Stéphane Allaire, le patron d'Objenious (Bouygues Telecom). (Crédits : DR)
A la tête d’Objenious, la filiale de Bouygues Telecom dédiée à l’Internet des objets, Stéphane Allaire compte désormais une cinquantaine de clients dans l’énergie, le bâtiment ou la grande distribution. A La Tribune, il estime que les industriels sont de plus en plus nombreux à lancer des projets pour améliorer leur business model et faire des économies.

En février 2016, Bouygues Telecom a créé Objenious, une filiale dédiée à l'Internet des objets (ou IoT, pour Internet of Things). Cette nouvelle structure est spécialisée dans une technologie nouvelle, baptisée LoRa. Grâce à un réseau d'antennes couvrant tout l'Hexagone, celle-ci permet de connecter un très grand nombre d'objets en bas débit, via des capteurs à bas coût et très peu énergivores. Pour Bouygues Telecom, Objenious doit permettre au groupe de ne pas manquer la révolution attendue de l'Internet des objets. Stéphane Allaire, le patron de cette filiale, fait le point sur le secteur.

LA TRIBUNE - Près d'un an et demi après le lancement d'Objenious, où en êtes-vous ?

STEPHANE ALLAIRE - Je dirai que nous sommes passés d'un modèle de « Proof of concept » [démonstration de faisabilité, Ndlr], à un modèle de « Proof of value » [démonstration de valeur]. Autrement dit, à nos débuts, les clients voulaient tester et expérimenter de nouvelles manières de mener leurs activités avec l'Internet des objets.
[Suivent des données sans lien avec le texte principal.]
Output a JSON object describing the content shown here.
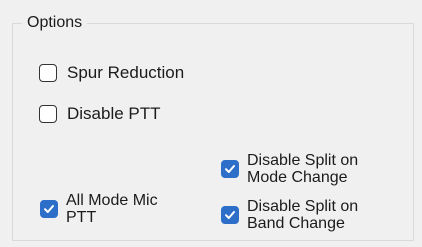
{
  "groupbox": {
    "title": "Options"
  },
  "options": {
    "spur_reduction": {
      "label": "Spur Reduction",
      "checked": false
    },
    "disable_ptt": {
      "label": "Disable PTT",
      "checked": false
    },
    "all_mode_mic_ptt": {
      "label": "All Mode Mic\nPTT",
      "checked": true
    },
    "disable_split_mode_change": {
      "label": "Disable Split on\nMode Change",
      "checked": true
    },
    "disable_split_band_change": {
      "label": "Disable Split on\nBand Change",
      "checked": true
    }
  },
  "colors": {
    "checked_fill": "#2d6ec9",
    "background": "#f0f0f0",
    "border": "#d9d9d9"
  },
  "icons": {
    "checkmark": "checkmark-icon"
  }
}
Maintenant qu'ils ont constaté que c'est efficace, ils se focalisent sur leur retour sur investissement. Tous veulent aujourd'hui savoir précisément quelles économies ils peuvent faire en connectant des wagons de trains ou encore, comme chez Carrefour, des conteneurs roulants pour approvisionner les hypermarchés.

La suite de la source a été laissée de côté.